Plan your vacation to reap the rewards

Good preparation can help employees enjoy their time off and be more productive once they return
By
|hrreporter.com|Last Updated: 12/16/2005

The holiday season is fast approaching and people are planning vacations in order to relax and have fun with family and friends.

However, wrapping up work before heading off on vacation — and then forgetting about it while you’re away — can often seem like an impossible task.

Although vacations are a time to relax and reduce stress, many workers have a hard time leaving the office behind. This is especially true for small business owners who have few resources to help carry the workload in their absence.

Ceridian Canada, an employee assistance program provider, has created a top ten list on strategies to help employees reduce vacation-related stress while also reducing the risk of post-vacation blues.

1. It is important to have a feeling of completion and closure when leaving work before a holiday — try to tie off as many loose ends as you can to accomplish this feeling.

2. On your last day of work before a vacation, organize a ‘to do’ list ready for your return.
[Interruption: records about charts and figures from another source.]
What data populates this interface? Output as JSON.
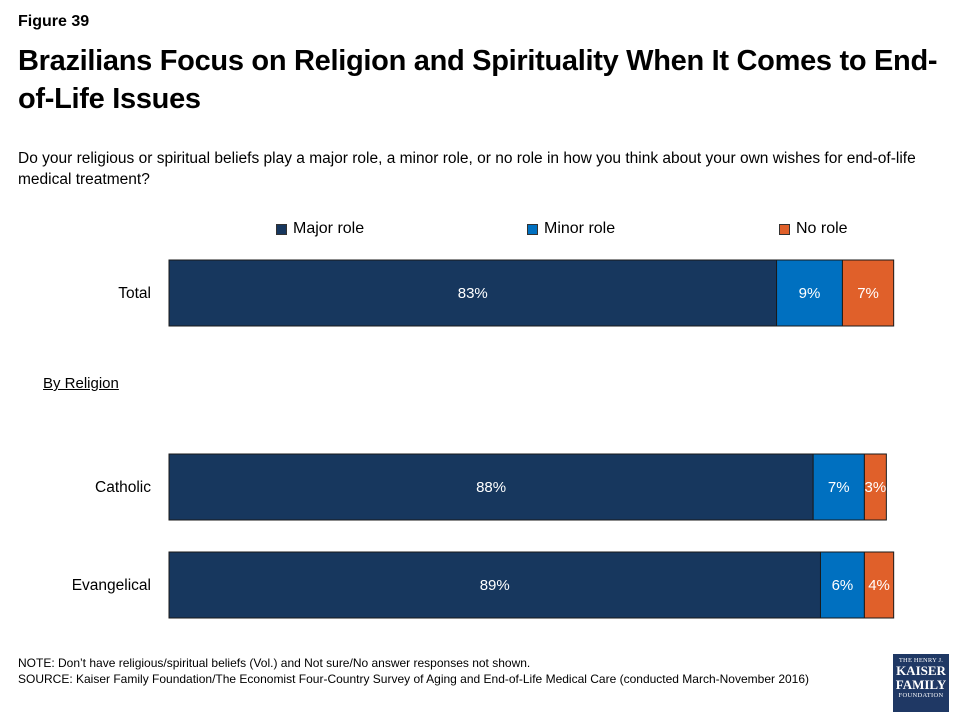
{
  "figure_label": "Figure 39",
  "title": "Brazilians Focus on Religion and Spirituality When It Comes to End-of-Life Issues",
  "subtitle": "Do your religious or spiritual beliefs play a major role, a minor role, or no role in how you think about your own wishes for end-of-life medical treatment?",
  "group_label": "By Religion",
  "note": "NOTE: Don’t have religious/spiritual beliefs (Vol.) and Not sure/No answer responses not shown.",
  "source": "SOURCE: Kaiser Family Foundation/The Economist Four-Country Survey of Aging and End-of-Life Medical Care (conducted March-November 2016)",
  "logo": {
    "line1": "THE HENRY J.",
    "line2": "KAISER",
    "line3": "FAMILY",
    "line4": "FOUNDATION"
  },
  "colors": {
    "major": "#17375e",
    "minor": "#0070c0",
    "none": "#e0602a",
    "logo": "#1f3864"
  },
  "chart_data": {
    "type": "bar",
    "orientation": "horizontal",
    "stacked": true,
    "categories": [
      "Total",
      "Catholic",
      "Evangelical"
    ],
    "series": [
      {
        "name": "Major role",
        "values": [
          83,
          88,
          89
        ],
        "labels": [
          "83%",
          "88%",
          "89%"
        ],
        "color": "#17375e"
      },
      {
        "name": "Minor role",
        "values": [
          9,
          7,
          6
        ],
        "labels": [
          "9%",
          "7%",
          "6%"
        ],
        "color": "#0070c0"
      },
      {
        "name": "No role",
        "values": [
          7,
          3,
          4
        ],
        "labels": [
          "7%",
          "3%",
          "4%"
        ],
        "color": "#e0602a"
      }
    ],
    "xlim": [
      0,
      100
    ],
    "legend": "top",
    "grid": false
  }
}
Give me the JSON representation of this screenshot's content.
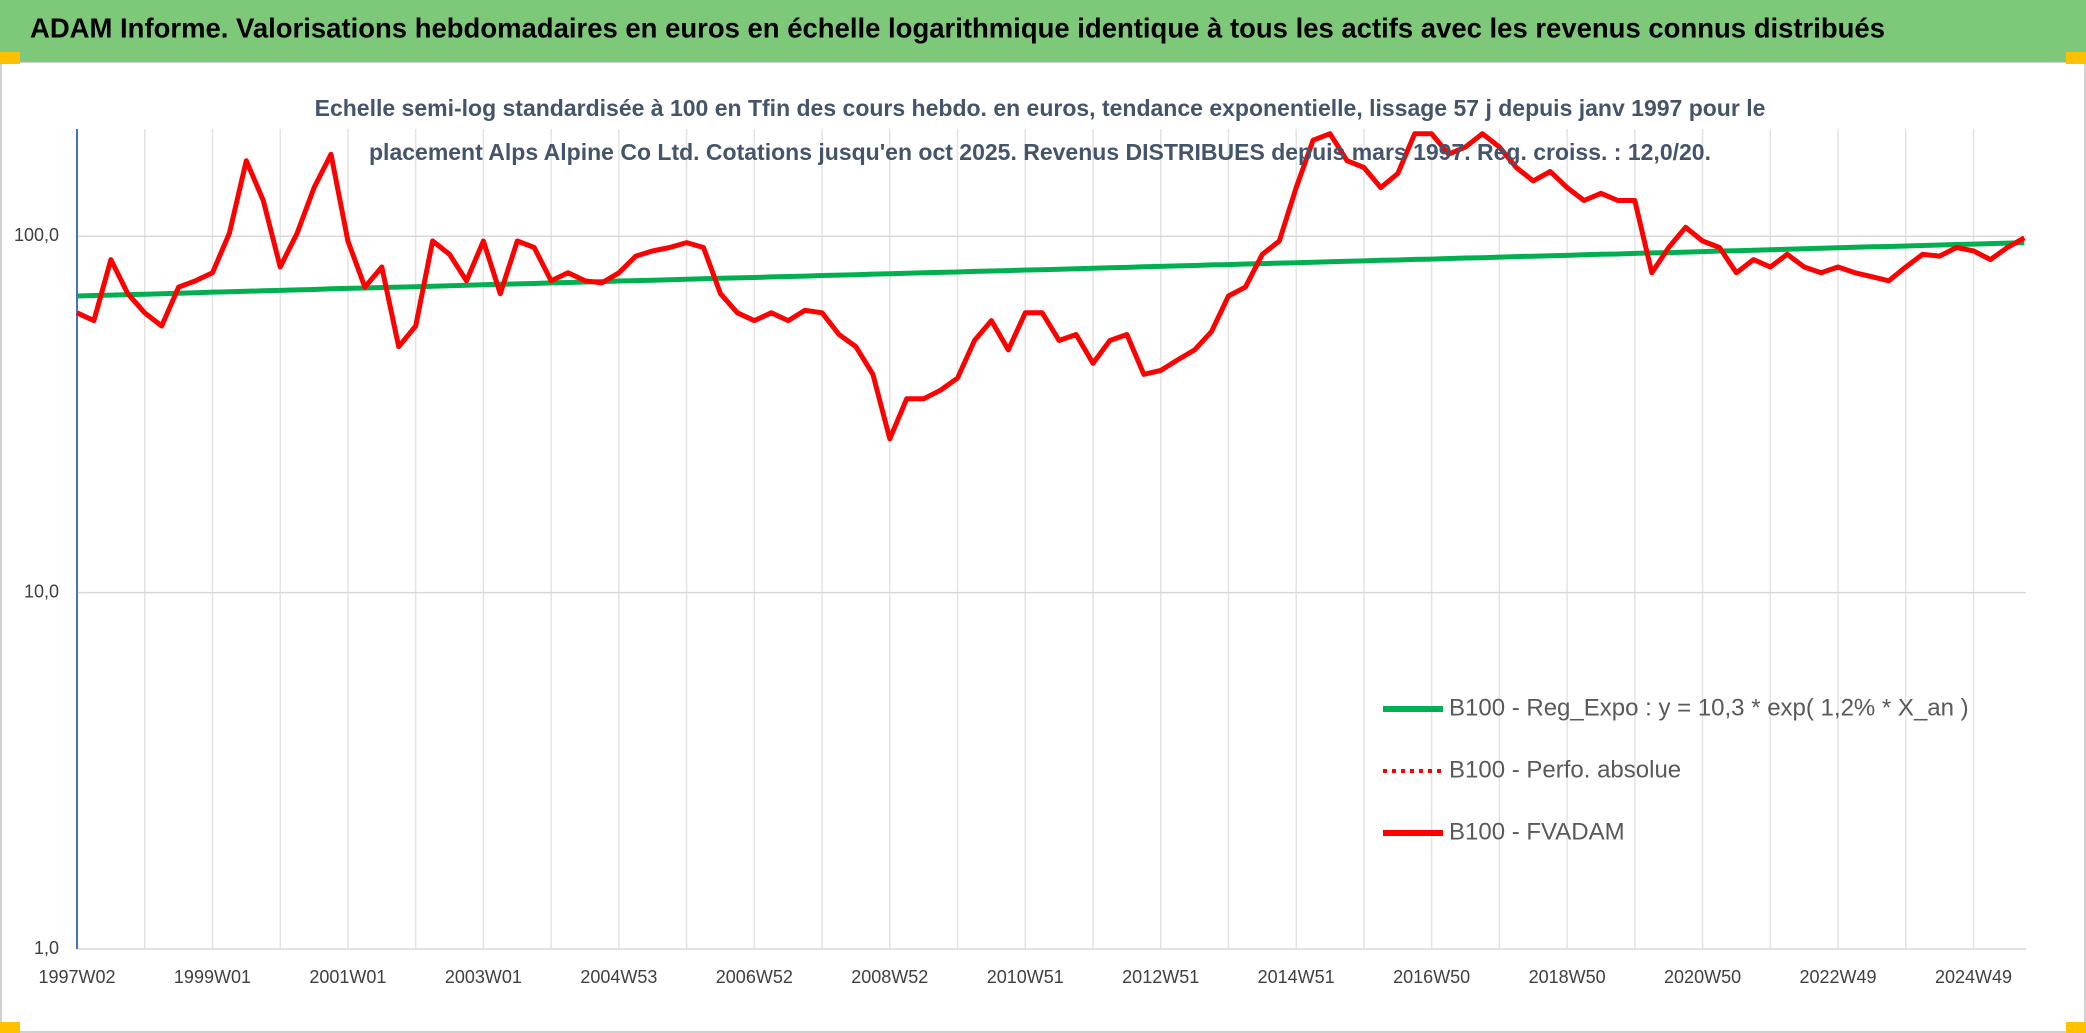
{
  "chart_data": {
    "type": "line",
    "title": "ADAM Informe. Valorisations hebdomadaires en euros en échelle logarithmique identique à tous les actifs avec les revenus connus distribués",
    "subtitle": "Echelle semi-log standardisée à 100 en Tfin des cours hebdo. en euros, tendance exponentielle, lissage 57 j depuis janv 1997 pour le placement Alps Alpine Co Ltd. Cotations jusqu'en oct 2025. Revenus DISTRIBUES depuis mars 1997. Reg. croiss. : 12,0/20.",
    "categories": [
      "1997W02",
      null,
      null,
      null,
      null,
      null,
      null,
      null,
      "1999W01",
      null,
      null,
      null,
      null,
      null,
      null,
      null,
      "2001W01",
      null,
      null,
      null,
      null,
      null,
      null,
      null,
      "2003W01",
      null,
      null,
      null,
      null,
      null,
      null,
      null,
      "2004W53",
      null,
      null,
      null,
      null,
      null,
      null,
      null,
      "2006W52",
      null,
      null,
      null,
      null,
      null,
      null,
      null,
      "2008W52",
      null,
      null,
      null,
      null,
      null,
      null,
      null,
      "2010W51",
      null,
      null,
      null,
      null,
      null,
      null,
      null,
      "2012W51",
      null,
      null,
      null,
      null,
      null,
      null,
      null,
      "2014W51",
      null,
      null,
      null,
      null,
      null,
      null,
      null,
      "2016W50",
      null,
      null,
      null,
      null,
      null,
      null,
      null,
      "2018W50",
      null,
      null,
      null,
      null,
      null,
      null,
      null,
      "2020W50",
      null,
      null,
      null,
      null,
      null,
      null,
      null,
      "2022W49",
      null,
      null,
      null,
      null,
      null,
      null,
      null,
      "2024W49",
      null,
      null,
      null
    ],
    "series": [
      {
        "name": "B100 - Reg_Expo : y = 10,3 * exp( 1,2% *  X_an )",
        "color": "#00b050",
        "style": "solid",
        "values": [
          68.0,
          68.2,
          68.4,
          68.6,
          68.8,
          69.0,
          69.2,
          69.4,
          69.7,
          69.9,
          70.1,
          70.3,
          70.5,
          70.7,
          70.9,
          71.2,
          71.4,
          71.6,
          71.8,
          72.0,
          72.2,
          72.4,
          72.6,
          72.9,
          73.1,
          73.3,
          73.5,
          73.7,
          74.0,
          74.2,
          74.4,
          74.6,
          74.9,
          75.1,
          75.3,
          75.5,
          75.8,
          76.0,
          76.2,
          76.4,
          76.6,
          76.9,
          77.1,
          77.3,
          77.6,
          77.8,
          78.0,
          78.3,
          78.5,
          78.7,
          79.0,
          79.2,
          79.4,
          79.7,
          79.9,
          80.1,
          80.4,
          80.6,
          80.8,
          81.1,
          81.3,
          81.6,
          81.8,
          82.1,
          82.3,
          82.6,
          82.8,
          83.1,
          83.3,
          83.6,
          83.8,
          84.1,
          84.3,
          84.6,
          84.8,
          85.1,
          85.3,
          85.6,
          85.8,
          86.1,
          86.3,
          86.6,
          86.9,
          87.1,
          87.4,
          87.7,
          87.9,
          88.2,
          88.4,
          88.7,
          89.0,
          89.2,
          89.5,
          89.8,
          90.0,
          90.3,
          90.6,
          90.9,
          91.1,
          91.4,
          91.7,
          92.0,
          92.2,
          92.5,
          92.8,
          93.1,
          93.4,
          93.6,
          93.9,
          94.2,
          94.5,
          94.8,
          95.1,
          95.4,
          95.7,
          95.9
        ]
      },
      {
        "name": "B100 - Perfo. absolue",
        "color": "#ff0000",
        "style": "dotted",
        "values": [
          61,
          58,
          86,
          69,
          61,
          56,
          72,
          75,
          79,
          102,
          163,
          126,
          82,
          102,
          137,
          170,
          97,
          72,
          82,
          49,
          56,
          97,
          89,
          75,
          97,
          69,
          97,
          93,
          75,
          79,
          75,
          74,
          79,
          88,
          91,
          93,
          96,
          93,
          69,
          61,
          58,
          61,
          58,
          62,
          61,
          53,
          49,
          41,
          27,
          35,
          35,
          37,
          40,
          51,
          58,
          48,
          61,
          61,
          51,
          53,
          44,
          51,
          53,
          41,
          42,
          45,
          48,
          54,
          68,
          72,
          89,
          97,
          137,
          186,
          194,
          163,
          156,
          137,
          150,
          194,
          194,
          170,
          178,
          194,
          178,
          156,
          143,
          152,
          137,
          126,
          132,
          126,
          126,
          79,
          93,
          106,
          97,
          93,
          79,
          86,
          82,
          89,
          82,
          79,
          82,
          79,
          77,
          75,
          82,
          89,
          88,
          93,
          91,
          86,
          93,
          99
        ]
      },
      {
        "name": "B100 - FVADAM",
        "color": "#ff0000",
        "style": "solid",
        "values": [
          61,
          58,
          86,
          69,
          61,
          56,
          72,
          75,
          79,
          102,
          163,
          126,
          82,
          102,
          137,
          170,
          97,
          72,
          82,
          49,
          56,
          97,
          89,
          75,
          97,
          69,
          97,
          93,
          75,
          79,
          75,
          74,
          79,
          88,
          91,
          93,
          96,
          93,
          69,
          61,
          58,
          61,
          58,
          62,
          61,
          53,
          49,
          41,
          27,
          35,
          35,
          37,
          40,
          51,
          58,
          48,
          61,
          61,
          51,
          53,
          44,
          51,
          53,
          41,
          42,
          45,
          48,
          54,
          68,
          72,
          89,
          97,
          137,
          186,
          194,
          163,
          156,
          137,
          150,
          194,
          194,
          170,
          178,
          194,
          178,
          156,
          143,
          152,
          137,
          126,
          132,
          126,
          126,
          79,
          93,
          106,
          97,
          93,
          79,
          86,
          82,
          89,
          82,
          79,
          82,
          79,
          77,
          75,
          82,
          89,
          88,
          93,
          91,
          86,
          93,
          99
        ]
      }
    ],
    "ylim": [
      1,
      200
    ],
    "yticks": [
      {
        "value": 1,
        "label": "1,0"
      },
      {
        "value": 10,
        "label": "10,0"
      },
      {
        "value": 100,
        "label": "100,0"
      }
    ],
    "log_scale": true,
    "grid": true,
    "legend": "right"
  }
}
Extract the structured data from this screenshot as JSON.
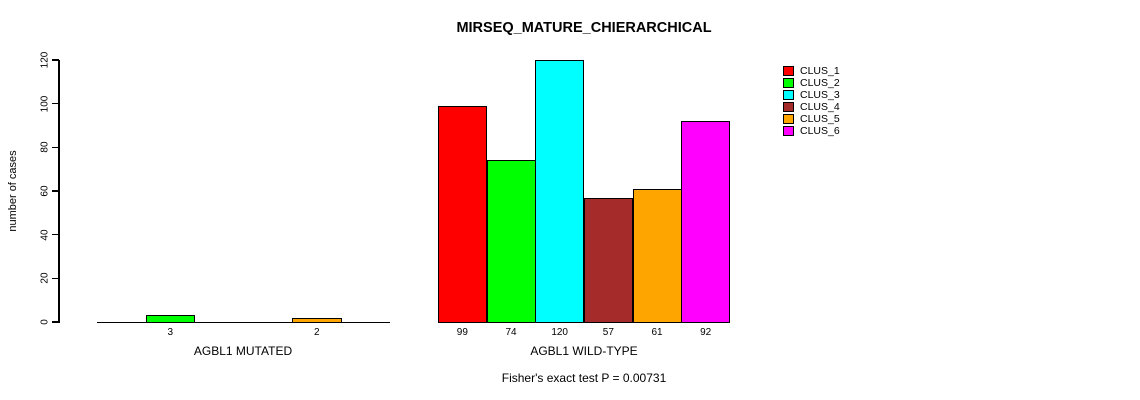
{
  "figure": {
    "title": "MIRSEQ_MATURE_CHIERARCHICAL",
    "footnote": "Fisher's exact test P = 0.00731"
  },
  "colors": {
    "foreground": "#000000",
    "background": "#FFFFFF"
  },
  "chart_data": {
    "type": "bar",
    "title": "MIRSEQ_MATURE_CHIERARCHICAL",
    "xlabel": "",
    "ylabel": "number of cases",
    "ylim": [
      0,
      120
    ],
    "yticks": [
      0,
      20,
      40,
      60,
      80,
      100,
      120
    ],
    "grid": false,
    "legend_position": "right",
    "categories": [
      "AGBL1 MUTATED",
      "AGBL1 WILD-TYPE"
    ],
    "series": [
      {
        "name": "CLUS_1",
        "color": "#FF0000",
        "values": [
          0,
          99
        ]
      },
      {
        "name": "CLUS_2",
        "color": "#00FF00",
        "values": [
          3,
          74
        ]
      },
      {
        "name": "CLUS_3",
        "color": "#00FFFF",
        "values": [
          0,
          120
        ]
      },
      {
        "name": "CLUS_4",
        "color": "#A52A2A",
        "values": [
          0,
          57
        ]
      },
      {
        "name": "CLUS_5",
        "color": "#FFA500",
        "values": [
          2,
          61
        ]
      },
      {
        "name": "CLUS_6",
        "color": "#FF00FF",
        "values": [
          0,
          92
        ]
      }
    ],
    "bar_value_labels": [
      {
        "category": "AGBL1 MUTATED",
        "labels": [
          "3",
          "2"
        ]
      },
      {
        "category": "AGBL1 WILD-TYPE",
        "labels": [
          "99",
          "74",
          "120",
          "57",
          "61",
          "92"
        ]
      }
    ],
    "annotation": "Fisher's exact test P = 0.00731"
  }
}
This will assist you to feel relaxed on your holiday and help you to feel organized when you return, even if you are back at work in body but not in spirit.

3. Don’t wait until you are exhausted or feeling burned out to schedule a vacation — plan regular vacation time and remember to use your yearly vacation allotment. Everyone needs time to recharge, especially those with stressful work situations and family challenges. In fact, some organizations are now requiring employees to take their vacation entitlement yearly.

4. If you must be in contact with work while away, restrict the time/day/opportunity. Do not say “I am available at any time if you need me” — you will be diminishing the benefit of the break.

5. Set realistic expectations for a successful vacation: try “I am looking forward to sleeping in” not “This is going to be the best vacation ever”.

6. If possible, plan at least one day before and one day after returning from holiday to allow for transition time. This way you can prepare for the holiday or ease back into your routine without an abrupt change.

7. Try to practice being ‘present’ while away — avoid thinking about responsibilities, tasks or concerns that await back home.

8. If possible, read e-mails or listen to voicemails on the transition day to avoid feeling bombarded when you actually return to the office.

9. Spontaneous or last minute holidays don’t create opportunity for anticipation and excitement. It is best to plan ahead so you can reap the all the benefits from your vacation.

10.Start thinking about your next vacation when you return — it is important to have something to look forward to avoid the ‘post-vacation blues’.